Kerri Jansen: The gene-editing method known as CRISPR-Cas9 has transformed the molecular life sciences. The Nobel Prize–winning method developed by Emmanuelle Charpentier and Jennifer A. Doudna enables scientists to precisely alter an organism’s DNA, promising improved crops, new treatments for disease, and more. Here’s how it works.
CRISPR-Cas9 combines a protein that can neatly snip DNA with a molecule that guides those molecular shears to a specific spot in an organism’s genome. CRISPR’s creators adapted the tool from a naturally occurring bacterial defense system.
When bacteria survive a viral attack, they incorporate snippets of the virus’s DNA into their own genomes. Those stolen segments—and the genetic padding between them—are called clustered regularly interspaced short palindromic repeats, or CRISPR. If the virus attacks again, the bacteria use those CRISPR segments as a template to create strands of RNA that home in on the corresponding sequence in the virus’s genome. The CRISPR RNA carries along a protein called Cas9 to the target location on the DNA. The protein disarms the virus by cutting its DNA at that spot.
Charpentier and Doudna were amazed by this clever bacterial immune system and wondered if they could reprogram it to make precise cuts, or edits, to any DNA. The two scientists created a new molecule called guide RNA, which can be easily customized to mirror any DNA strand.
That custom guide RNA molecule is like a homing beacon. It steers Cas9, the molecular scissors, to cut a precise portion of DNA.
With CRISPR-Cas9, researchers can now see what happens when they turn a gene off by cutting it. Or they can program the CRISPR-Cas9 complex to insert a new DNA sequence to repair or edit a gene.

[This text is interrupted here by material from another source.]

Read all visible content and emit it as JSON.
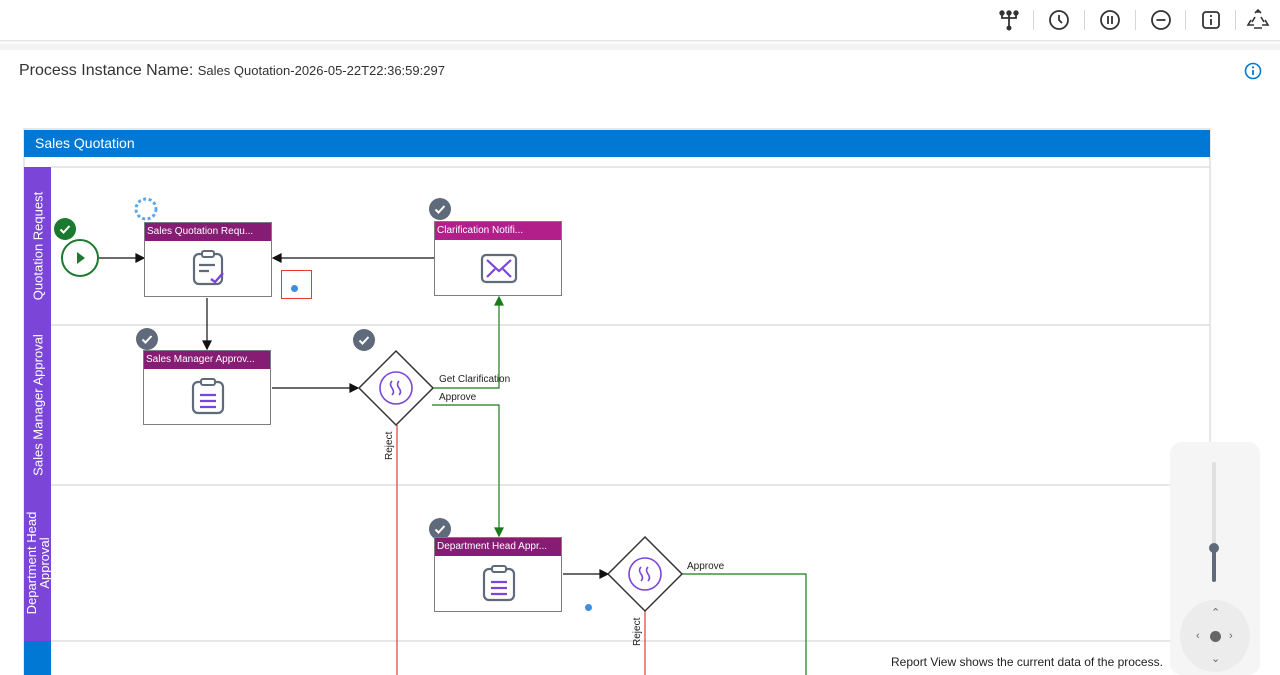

The technique has become widespread in labs since Charpentier and Doudna first described it in 2012. Scientists have now used CRISPR to edit the DNA of organisms across the tree of life—butterflies, mushrooms, coffee, cuttlefish, and, yes, even humans. And while it may still be several years before some of the more ambitious applications are proven to work—such as using CRISPR to cure genetic diseases—CRISPR has proven indisputably useful as a research tool. Scientists around the world have published thousands of experiments using the gene-editing tool in their research, and the technology has spawned dozens of companies. CRISPR likely has many more surprises in store for us, and it all started by studying that curious little bacterial immune system.
This video was updated on Oct. 14, 2020, to correct video footage of cuttlefish. The original clip showed a species of squid.